FINRA Reminds Firms of Their Obligations to Designate FINOPs

  • FINRA reminds firms of the requirement to designate a qualified Financial and Operations Principal (FINOP) and such FINOP’s responsibilities under FINRA Rule 1220(a)(4) (Registration Categories).
  • Among other things, FINRA Rule 1220(a)(4) requires each firm subject to SEA Rule 15c3-1 to designate either an appropriately registered Financial and Operations Principal (Series 27) or an Introducing Broker-Dealer Financial and Operations Principal (Series 28) and to also designate a Principal Financial Officer (PFO) and Principal Operations Officer (POO), who must be qualified as a FINOP. The rule specifies the duties for which the FINOP is responsible and the responsibilities of the PFO and POO.
  • In addition to responsibility for the final approval and the accuracy of financial reports, a FINOP’s duties and responsibilities under Rule 1220 include, among other things, supervision of and responsibility for individuals who are involved in the creation and maintenance of the firm’s books and records from which such reports are derived and overall supervision of and responsibility for the individuals who are involved in the administration and maintenance of the firm’s back office operations. 
    • The responsibilities noted above and in Rule 1220(a)(4) are applicable regardless of whether a FINOP is employed full-time or part-time with a firm, holds registrations with multiple firms, or performs his or her duties on-site or off-site of the firm.  
  • Notice to Members 06-23 (NASD Reminds FINOPs of their Obligations under NASD Rule 1022 and Issues Guidance to FINOPS who Work Part-Time, Work Off-Site or Hold Multiple Registrations) was published to remind FINOPs and firms of their obligations when a FINOP is employed part-time. 
    • Part-time FINOPs and firms that employ them should review their procedures to ensure that they encompass the duties outlined in Rule 1220 and thoroughly outline the part-time FINOP's responsibilities. 

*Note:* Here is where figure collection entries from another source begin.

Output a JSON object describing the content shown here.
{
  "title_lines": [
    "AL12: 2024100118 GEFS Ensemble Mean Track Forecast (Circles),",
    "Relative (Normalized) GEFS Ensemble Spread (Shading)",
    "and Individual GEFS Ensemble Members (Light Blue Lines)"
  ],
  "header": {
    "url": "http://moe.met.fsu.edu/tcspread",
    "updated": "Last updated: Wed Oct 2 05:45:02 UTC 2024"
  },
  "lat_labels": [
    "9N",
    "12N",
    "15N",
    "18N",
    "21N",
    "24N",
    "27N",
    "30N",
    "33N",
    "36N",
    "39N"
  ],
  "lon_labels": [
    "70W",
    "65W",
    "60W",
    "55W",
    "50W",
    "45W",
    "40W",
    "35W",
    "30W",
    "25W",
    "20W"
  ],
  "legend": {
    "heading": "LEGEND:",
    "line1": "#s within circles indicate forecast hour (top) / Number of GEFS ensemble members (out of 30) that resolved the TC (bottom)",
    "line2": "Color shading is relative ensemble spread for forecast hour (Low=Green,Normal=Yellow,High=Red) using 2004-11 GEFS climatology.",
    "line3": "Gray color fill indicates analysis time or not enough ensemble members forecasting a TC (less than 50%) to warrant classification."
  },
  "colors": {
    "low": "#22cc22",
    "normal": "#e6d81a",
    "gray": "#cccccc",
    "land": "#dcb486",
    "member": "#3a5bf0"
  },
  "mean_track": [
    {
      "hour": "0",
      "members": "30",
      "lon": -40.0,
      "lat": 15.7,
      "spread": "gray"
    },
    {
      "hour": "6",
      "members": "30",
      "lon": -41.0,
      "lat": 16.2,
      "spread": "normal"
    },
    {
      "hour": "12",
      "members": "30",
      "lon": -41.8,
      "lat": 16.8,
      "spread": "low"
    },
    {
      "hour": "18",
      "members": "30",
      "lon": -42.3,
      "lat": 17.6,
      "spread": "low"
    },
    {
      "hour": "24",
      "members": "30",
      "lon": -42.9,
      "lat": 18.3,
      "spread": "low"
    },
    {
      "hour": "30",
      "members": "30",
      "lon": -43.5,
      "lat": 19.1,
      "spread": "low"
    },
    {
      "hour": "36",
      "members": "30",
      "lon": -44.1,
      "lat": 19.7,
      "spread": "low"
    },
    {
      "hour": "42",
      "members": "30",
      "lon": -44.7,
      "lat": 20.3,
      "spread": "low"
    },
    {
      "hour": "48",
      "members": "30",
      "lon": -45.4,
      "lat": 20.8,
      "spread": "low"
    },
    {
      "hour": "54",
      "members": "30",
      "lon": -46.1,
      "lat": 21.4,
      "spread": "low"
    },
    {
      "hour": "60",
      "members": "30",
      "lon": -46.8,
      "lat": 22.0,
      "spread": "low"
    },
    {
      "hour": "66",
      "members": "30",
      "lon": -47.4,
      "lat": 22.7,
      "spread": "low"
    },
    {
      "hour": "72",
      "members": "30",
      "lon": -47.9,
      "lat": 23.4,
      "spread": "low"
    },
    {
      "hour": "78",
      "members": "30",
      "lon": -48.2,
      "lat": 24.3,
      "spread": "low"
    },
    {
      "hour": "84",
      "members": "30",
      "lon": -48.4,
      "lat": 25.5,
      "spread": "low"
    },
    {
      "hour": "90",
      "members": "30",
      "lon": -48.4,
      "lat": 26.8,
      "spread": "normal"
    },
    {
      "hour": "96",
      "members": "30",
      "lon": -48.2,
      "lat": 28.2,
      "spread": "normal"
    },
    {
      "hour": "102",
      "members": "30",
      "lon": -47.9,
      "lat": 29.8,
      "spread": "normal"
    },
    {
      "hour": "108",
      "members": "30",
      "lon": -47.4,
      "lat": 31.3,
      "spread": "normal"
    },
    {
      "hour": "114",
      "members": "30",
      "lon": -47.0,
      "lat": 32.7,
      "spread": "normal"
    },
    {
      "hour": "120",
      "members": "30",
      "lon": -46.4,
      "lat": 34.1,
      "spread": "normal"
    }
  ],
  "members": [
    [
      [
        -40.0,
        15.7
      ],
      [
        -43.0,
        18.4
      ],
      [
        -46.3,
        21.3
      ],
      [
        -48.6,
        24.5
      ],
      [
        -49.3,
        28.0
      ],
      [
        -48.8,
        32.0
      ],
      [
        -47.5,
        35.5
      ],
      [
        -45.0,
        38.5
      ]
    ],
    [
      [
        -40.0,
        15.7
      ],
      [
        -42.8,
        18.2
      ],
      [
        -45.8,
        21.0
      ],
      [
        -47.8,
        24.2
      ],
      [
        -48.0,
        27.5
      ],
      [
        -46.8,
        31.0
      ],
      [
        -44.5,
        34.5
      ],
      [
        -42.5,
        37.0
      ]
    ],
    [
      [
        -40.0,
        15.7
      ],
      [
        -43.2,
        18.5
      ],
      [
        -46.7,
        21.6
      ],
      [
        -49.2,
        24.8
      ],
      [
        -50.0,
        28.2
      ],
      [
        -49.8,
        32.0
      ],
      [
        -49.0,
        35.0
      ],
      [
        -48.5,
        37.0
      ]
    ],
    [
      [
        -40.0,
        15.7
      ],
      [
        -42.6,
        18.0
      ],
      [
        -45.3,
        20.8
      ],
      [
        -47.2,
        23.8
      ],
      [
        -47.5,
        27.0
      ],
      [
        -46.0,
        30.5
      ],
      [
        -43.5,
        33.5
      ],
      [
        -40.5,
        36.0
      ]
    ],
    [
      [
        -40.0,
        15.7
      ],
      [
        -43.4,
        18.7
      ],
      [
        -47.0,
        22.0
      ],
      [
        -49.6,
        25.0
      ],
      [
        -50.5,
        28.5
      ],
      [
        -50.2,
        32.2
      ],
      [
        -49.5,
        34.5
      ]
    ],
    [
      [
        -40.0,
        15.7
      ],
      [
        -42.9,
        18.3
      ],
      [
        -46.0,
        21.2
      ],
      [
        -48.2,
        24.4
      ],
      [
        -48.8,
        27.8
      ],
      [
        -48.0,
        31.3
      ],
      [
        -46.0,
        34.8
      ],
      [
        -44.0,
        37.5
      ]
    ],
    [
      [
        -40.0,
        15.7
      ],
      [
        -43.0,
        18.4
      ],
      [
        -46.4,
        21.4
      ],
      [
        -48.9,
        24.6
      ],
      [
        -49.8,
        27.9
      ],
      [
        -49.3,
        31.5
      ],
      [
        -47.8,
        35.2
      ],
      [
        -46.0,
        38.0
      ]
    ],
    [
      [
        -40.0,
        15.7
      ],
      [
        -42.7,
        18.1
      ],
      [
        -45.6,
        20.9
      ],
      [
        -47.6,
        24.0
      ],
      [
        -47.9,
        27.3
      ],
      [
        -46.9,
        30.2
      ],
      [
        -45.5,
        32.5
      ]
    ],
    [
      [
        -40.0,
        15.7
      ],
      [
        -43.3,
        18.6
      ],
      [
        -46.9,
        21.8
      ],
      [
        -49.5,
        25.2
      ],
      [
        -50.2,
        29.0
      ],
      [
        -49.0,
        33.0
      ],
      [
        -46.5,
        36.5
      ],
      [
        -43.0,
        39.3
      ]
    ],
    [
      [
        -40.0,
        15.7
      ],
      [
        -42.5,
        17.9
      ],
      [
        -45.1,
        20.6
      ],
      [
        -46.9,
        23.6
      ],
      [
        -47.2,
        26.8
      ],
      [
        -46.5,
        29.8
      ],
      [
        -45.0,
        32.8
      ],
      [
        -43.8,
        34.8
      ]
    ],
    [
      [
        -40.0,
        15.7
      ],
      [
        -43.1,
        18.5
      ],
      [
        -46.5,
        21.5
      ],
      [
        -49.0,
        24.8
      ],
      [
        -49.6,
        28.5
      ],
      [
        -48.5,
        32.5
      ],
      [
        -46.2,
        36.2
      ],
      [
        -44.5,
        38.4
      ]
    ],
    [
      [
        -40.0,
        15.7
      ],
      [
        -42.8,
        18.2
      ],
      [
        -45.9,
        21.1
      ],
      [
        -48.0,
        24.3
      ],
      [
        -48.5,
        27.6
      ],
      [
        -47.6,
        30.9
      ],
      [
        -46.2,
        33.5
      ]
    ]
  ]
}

    • Further, firms must ensure that the part-time FINOP has complete access to all of the firm's books and records and all relevant information about the firm’s business activities necessary to enable the FINOP to carry out his or her duties and responsibilities. Firms are required to supervise their part-time FINOPs and assess whether they are fulfilling their duties and responsibilities. 
  • FINRA reminds firms and their FINOPs that the failure to meet their responsibilities under the rules can result in disciplinary actions against both the FINOP and the firm employing the FINOP. While firms must also designate a PFO and POO, these designations do not relieve a firm’s FINOP from their obligations to fulfill their duties under 1220(a)(4).1
  • During recent examinations, FINRA observed recurring themes concerning certain firms’ use of part-time FINOPs (e.g., not having access to books and records; not adequately performing reconciliations).
  • For additional guidance in this area, please see:
    • Regulatory Notice 17-30 (SEC Approves Consolidated FINRA Registration Rules, Restructured Representative-Level Qualification Examinations and Changes to Continuing Education Requirements)
    • Notice to Members 06-23 (NASD Reminds FINOPs of their Obligations under NASD Rule 1022 and Issues Guidance to FINOPS who Work Part-Time, Work Off-Site or Hold Multiple Registrations)

1 Firms that neither self-clear nor provide clearing services may designate the same person as the Principal Financial Officer, Principal Operations Officer and Financial and Operations Principal or Introducing Broker-Dealer Financial and Operations Principal (that is, such firms are not required to designate different persons to function in these capacities). See FINRA Rule 1220(a)(4).